Mais pour Lazaridis, ce fut une porte d’entrée vers les merveilles de la physique théorique.

« Il faut comprendre qu’à l’époque, tout cela était encore très controversé. La superposition et l’intrication faisaient encore débat. Alors pour nous, dans cette classe, le monde a changé radicalement en moins d’une heure », raconte Lazaridis.

Il comprit aussi qu’il restait encore des découvertes à faire, des révolutions scientifiques à venir.

La théorie de la gravité d’Einstein, la relativité générale, n’avait pas encore été conciliée avec la théorie quantique — et ce n’est toujours pas le cas. Lazaridis comprenait que si une percée pouvait survenir, ses conséquences seraient monumentales, comparables au développement de la théorie quantique il y a cent ans, qui a donné naissance à toutes les technologies numériques extraordinaires que nous utilisons aujourd’hui.

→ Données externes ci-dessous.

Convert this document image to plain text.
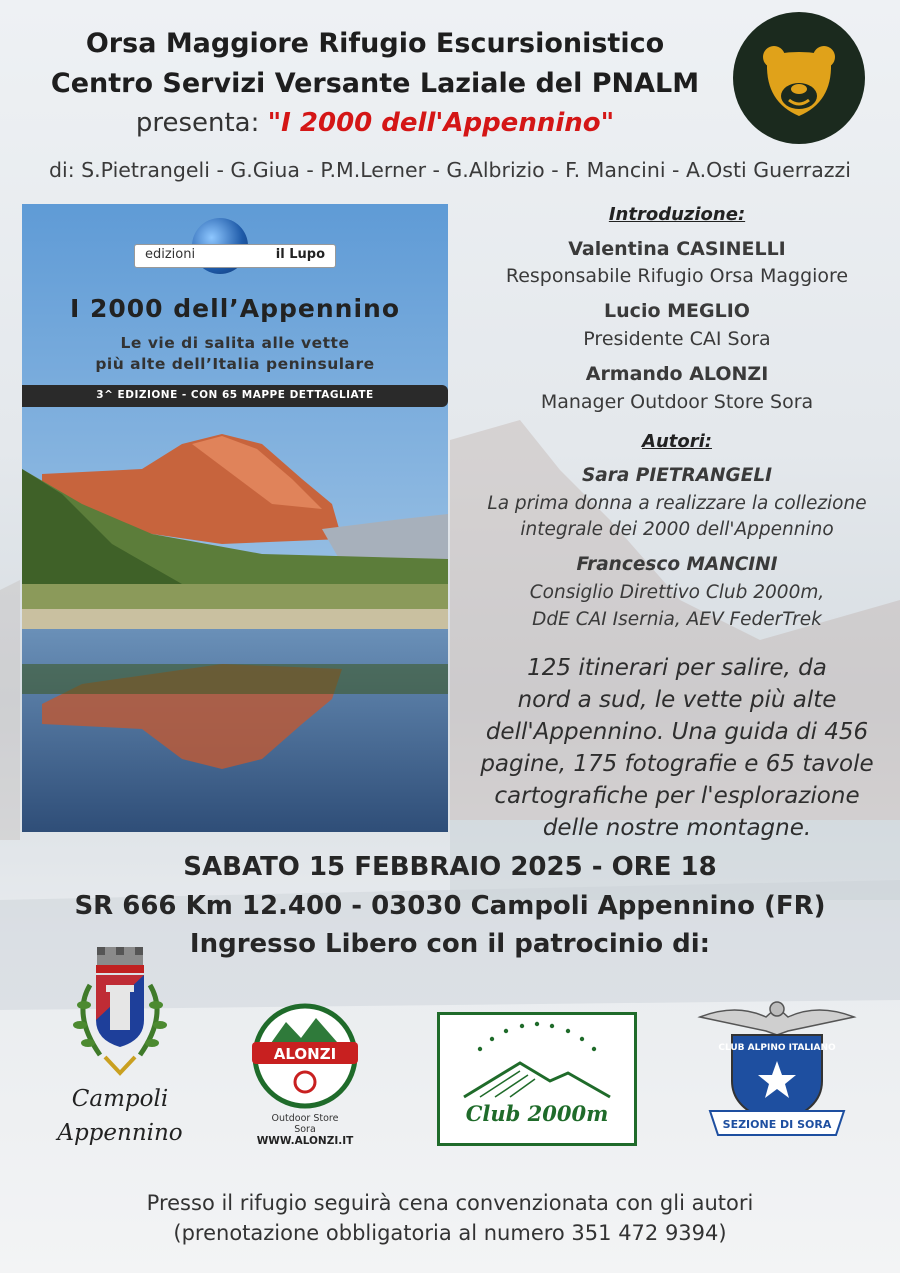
Orsa Maggiore Rifugio Escursionistico
Centro Servizi Versante Laziale del PNALM
presenta: "I 2000 dell'Appennino"
di: S.Pietrangeli - G.Giua - P.M.Lerner - G.Albrizio - F. Mancini - A.Osti Guerrazzi
edizioni	il Lupo
I 2000 dell’Appennino
Le vie di salita alle vette
più alte dell’Italia peninsulare
3^ EDIZIONE - CON 65 MAPPE DETTAGLIATE
Introduzione:
Valentina CASINELLI
Responsabile Rifugio Orsa Maggiore
Lucio MEGLIO
Presidente CAI Sora
Armando ALONZI
Manager Outdoor Store Sora
Autori:
Sara PIETRANGELI
La prima donna a realizzare la collezione
integrale dei 2000 dell'Appennino
Francesco MANCINI
Consiglio Direttivo Club 2000m,
DdE CAI Isernia, AEV FederTrek
125 itinerari per salire, da
nord a sud, le vette più alte
dell'Appennino. Una guida di 456
pagine, 175 fotografie e 65 tavole
cartografiche per l'esplorazione
delle nostre montagne.
SABATO 15 FEBBRAIO 2025 - ORE 18
SR 666 Km 12.400 - 03030 Campoli Appennino (FR)
Ingresso Libero con il patrocinio di:
Campoli
Appennino
ALONZI
Outdoor Store
Sora
WWW.ALONZI.IT
Club 2000m
CLUB ALPINO ITALIANO
SEZIONE DI SORA
Presso il rifugio seguirà cena convenzionata con gli autori
(prenotazione obbligatoria al numero 351 472 9394)
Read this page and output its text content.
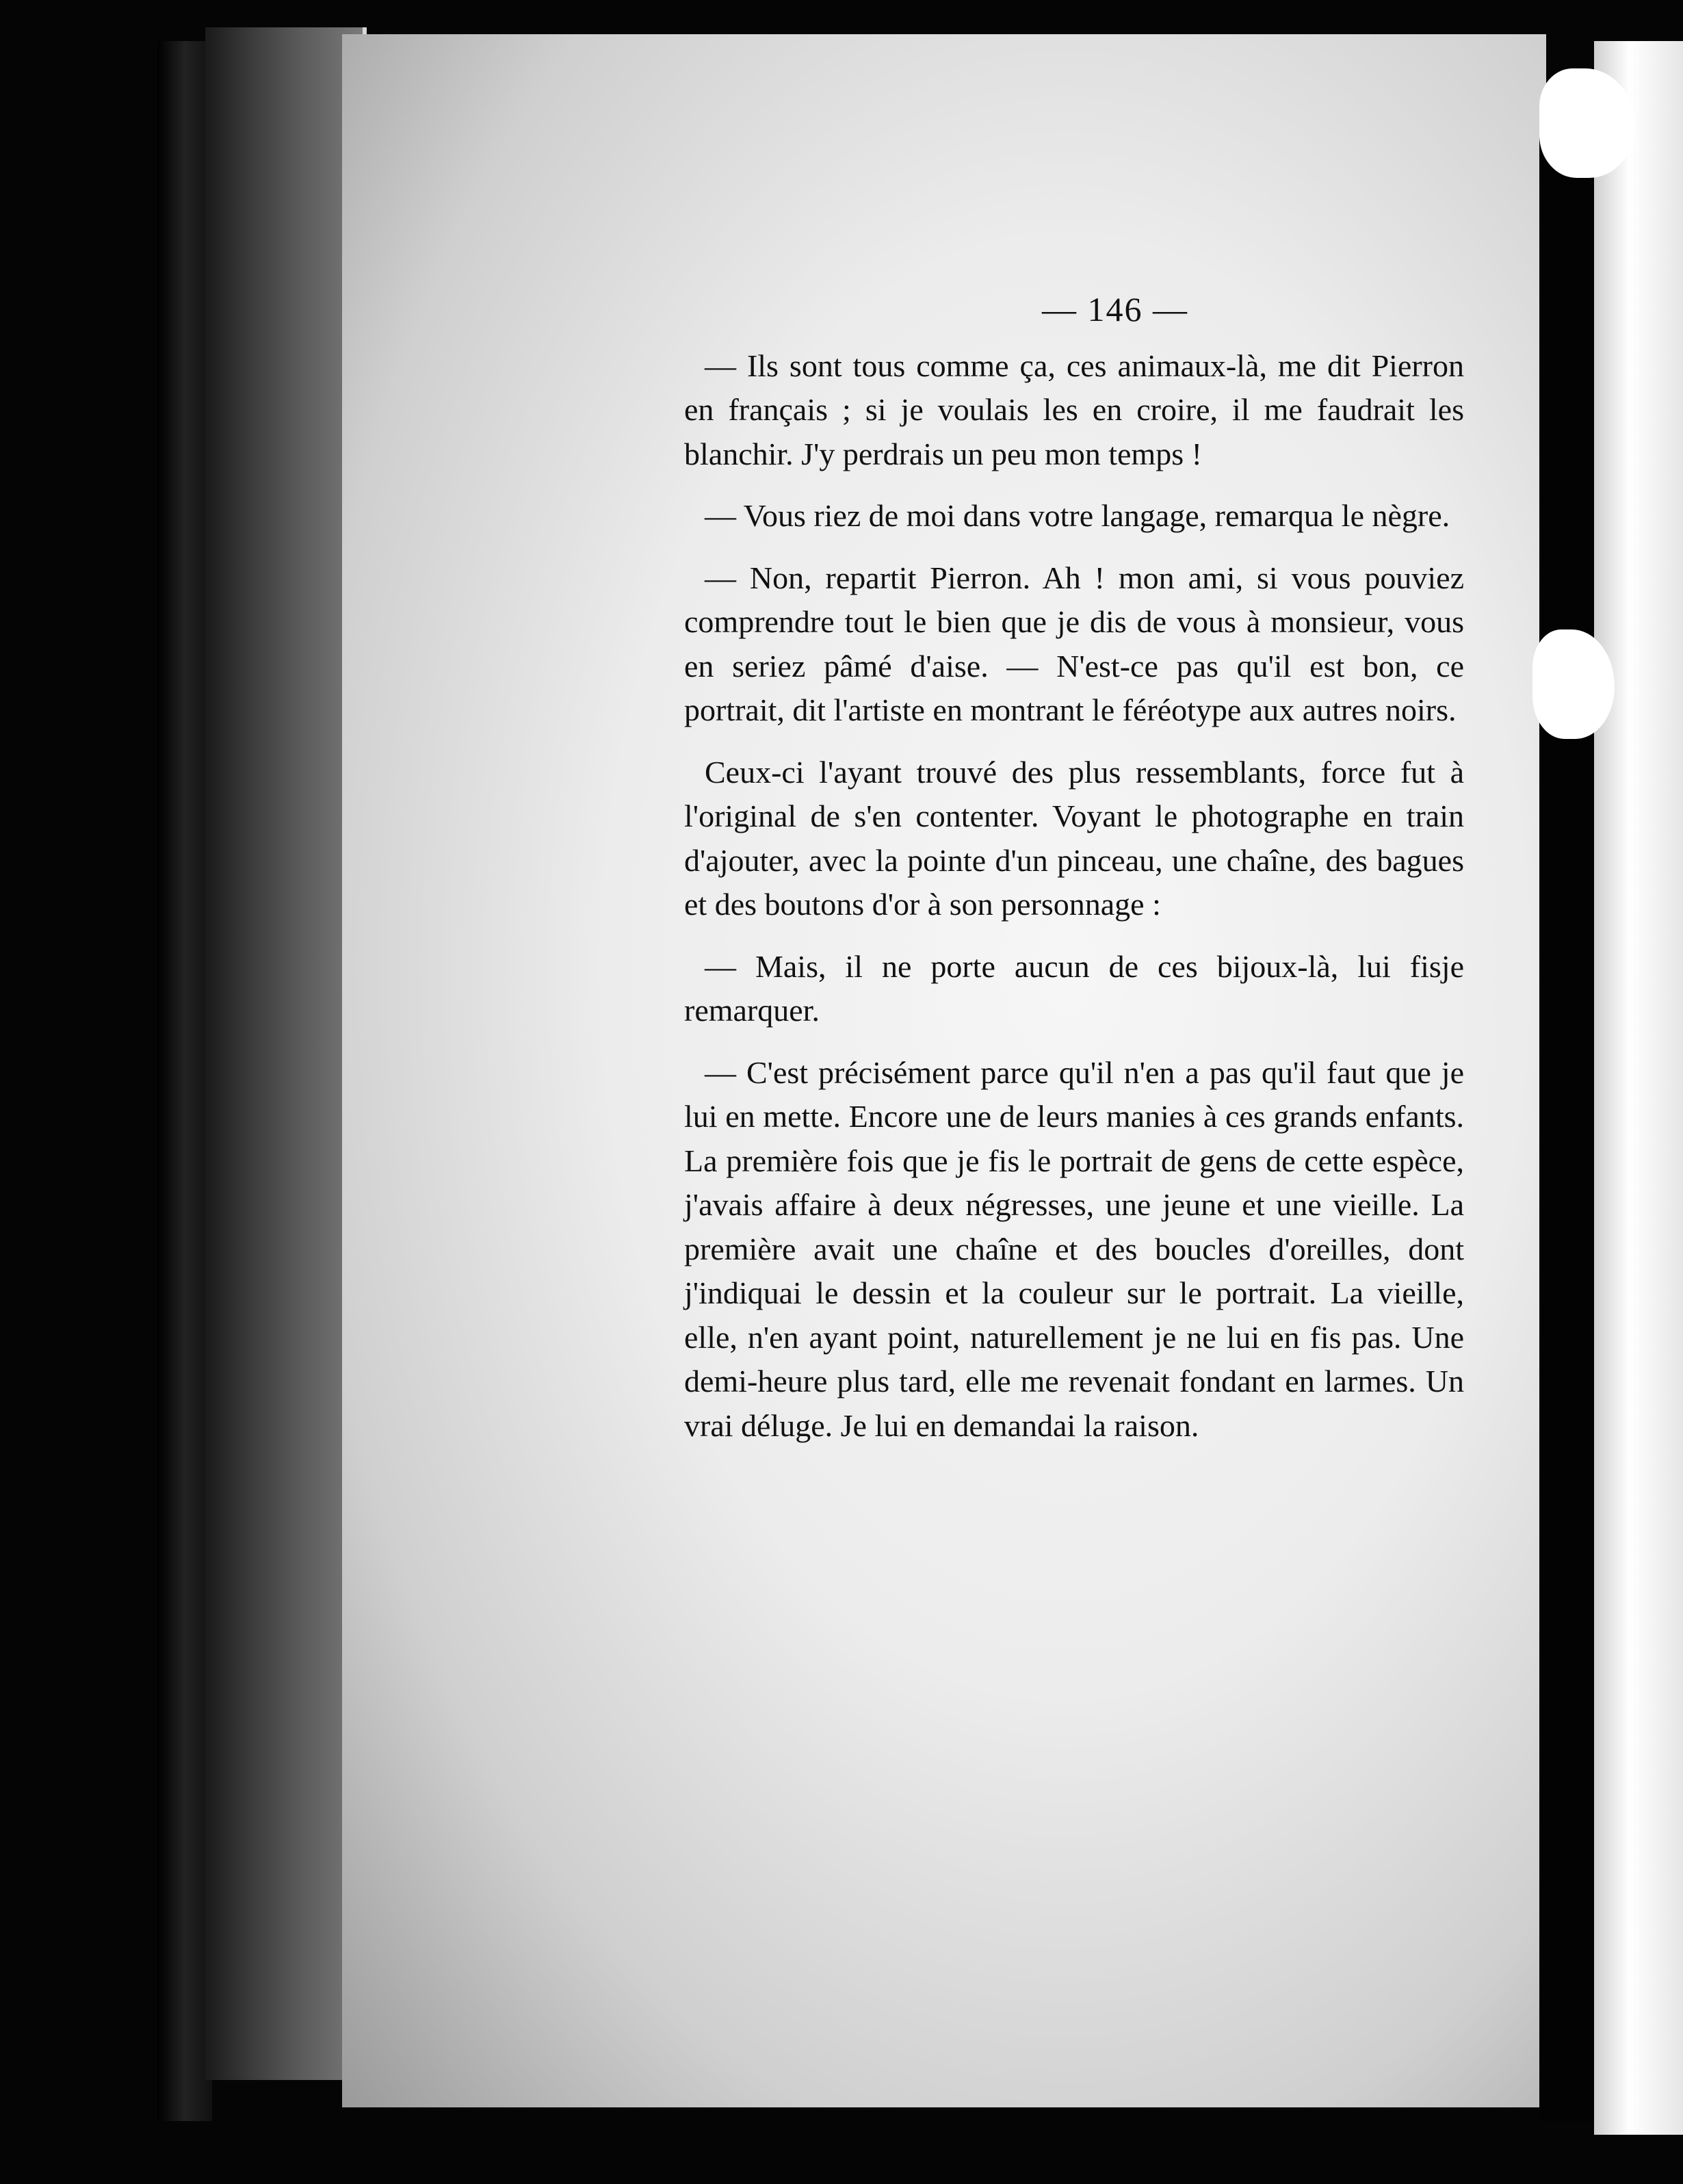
— 146 —

— Ils sont tous comme ça, ces animaux-là, me dit Pierron en français ; si je voulais les en croire, il me faudrait les blanchir. J'y perdrais un peu mon temps !

— Vous riez de moi dans votre langage, remarqua le nègre.

— Non, repartit Pierron. Ah ! mon ami, si vous pouviez comprendre tout le bien que je dis de vous à monsieur, vous en seriez pâmé d'aise. — N'est-ce pas qu'il est bon, ce portrait, dit l'artiste en montrant le féréotype aux autres noirs.

Ceux-ci l'ayant trouvé des plus ressemblants, force fut à l'original de s'en contenter. Voyant le photographe en train d'ajouter, avec la pointe d'un pinceau, une chaîne, des bagues et des boutons d'or à son personnage :

— Mais, il ne porte aucun de ces bijoux-là, lui fisje remarquer.

— C'est précisément parce qu'il n'en a pas qu'il faut que je lui en mette. Encore une de leurs manies à ces grands enfants. La première fois que je fis le portrait de gens de cette espèce, j'avais affaire à deux négresses, une jeune et une vieille. La première avait une chaîne et des boucles d'oreilles, dont j'indiquai le dessin et la couleur sur le portrait. La vieille, elle, n'en ayant point, naturellement je ne lui en fis pas. Une demi-heure plus tard, elle me revenait fondant en larmes. Un vrai déluge. Je lui en demandai la raison.
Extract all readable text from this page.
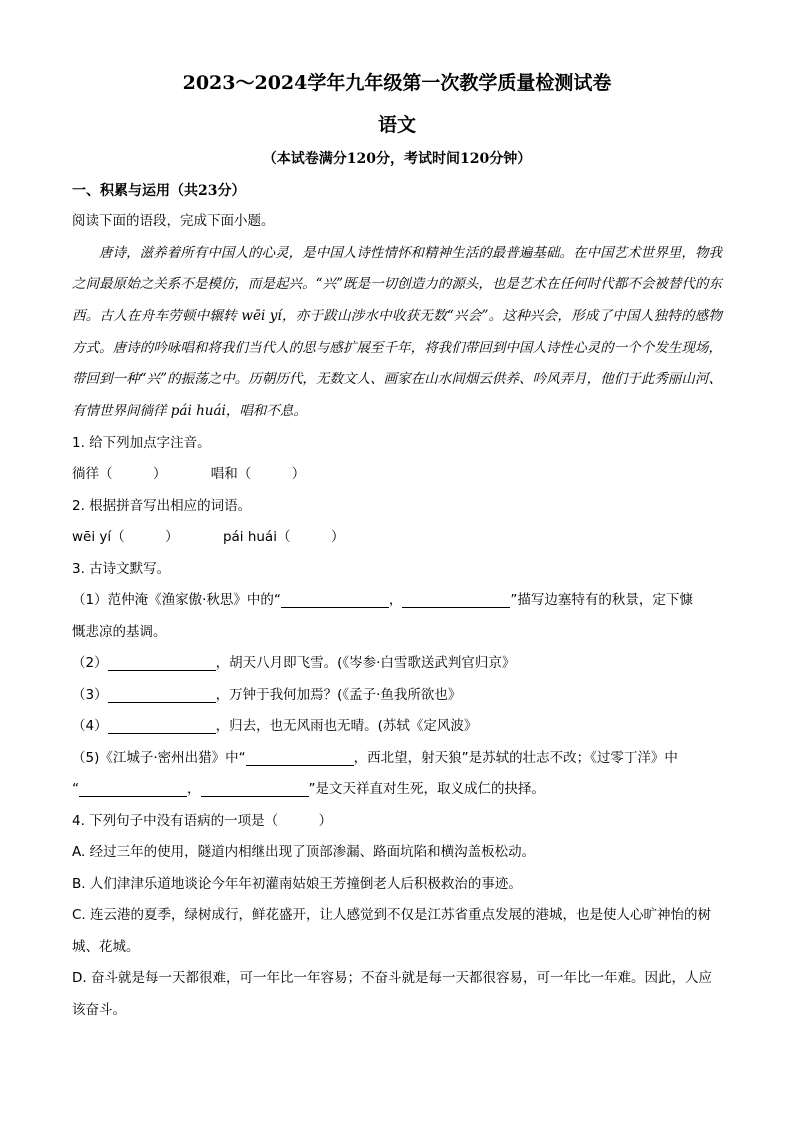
2023～2024学年九年级第一次教学质量检测试卷
语文
（本试卷满分120分，考试时间120分钟）
一、积累与运用（共23分）
阅读下面的语段，完成下面小题。

唐诗，滋养着所有中国人的心灵，是中国人诗性情怀和精神生活的最普遍基础。在中国艺术世界里，物我之间最原始之关系不是模仿，而是起兴。“兴”既是一切创造力的源头，也是艺术在任何时代都不会被替代的东西。古人在舟车劳顿中辗转 wēi yí，亦于跋山涉水中收获无数“兴会”。这种兴会，形成了中国人独特的感物方式。唐诗的吟咏唱和将我们当代人的思与感扩展至千年，将我们带回到中国人诗性心灵的一个个发生现场，带回到一种“兴”的振荡之中。历朝历代，无数文人、画家在山水间烟云供养、吟风弄月，他们于此秀丽山河、有情世界间徜徉 pái huái，唱和不息。

1. 给下列加点字注音。
徜徉（　　　）	唱和（　　　）
2. 根据拼音写出相应的词语。
wēi yí（　　　）	pái huái（　　　）
3. 古诗文默写。
（1）范仲淹《渔家傲·秋思》中的“	，	”描写边塞特有的秋景，定下慷
慨悲凉的基调。
（2）	，胡天八月即飞雪。(《岑参·白雪歌送武判官归京》
（3）	，万钟于我何加焉？(《孟子·鱼我所欲也》
（4）	，归去，也无风雨也无晴。(苏轼《定风波》
（5)《江城子·密州出猎》中“	，西北望，射天狼”是苏轼的壮志不改；《过零丁洋》中
“	，	”是文天祥直对生死，取义成仁的抉择。
4. 下列句子中没有语病的一项是（　　　）
A. 经过三年的使用，隧道内相继出现了顶部渗漏、路面坑陷和横沟盖板松动。
B. 人们津津乐道地谈论今年年初灌南姑娘王芳撞倒老人后积极救治的事迹。

C. 连云港的夏季，绿树成行，鲜花盛开，让人感觉到不仅是江苏省重点发展的港城，也是使人心旷神怡的树城、花城。

D. 奋斗就是每一天都很难，可一年比一年容易；不奋斗就是每一天都很容易，可一年比一年难。因此，人应该奋斗。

« Je savais que si c’était possible, cela nous placerait en position de changer le monde, d’accroître la réputation de notre pays, et que cela pourrait être un levier pour l’industrie et la création de richesse à venir », dit Lazaridis.

Mike Lazaridis s’adresse aux invités lors de l’inauguration officielle de l’Institut Périmètre, partageant sa vision de l’avenir de la physique.

C’est ainsi que l’idée de créer un institut entièrement consacré à la physique théorique a commencé à prendre forme. Des années plus tard, en 1999, après avoir fondé Research In Motion (devenu BlackBerry), Lazaridis avait les moyens de concrétiser cette vision. L’Institut Périmètre a officiellement vu le jour le 23 octobre 2000.

L’Institut Périmètre entame maintenant sa 25e année d’existence, et des célébrations sont prévues tout au long de 2025.

La construction de l’Institut Périmètre

Lazaridis savait pertinemment qu’il ne pouvait pas créer seul l’institut qu’il imaginait.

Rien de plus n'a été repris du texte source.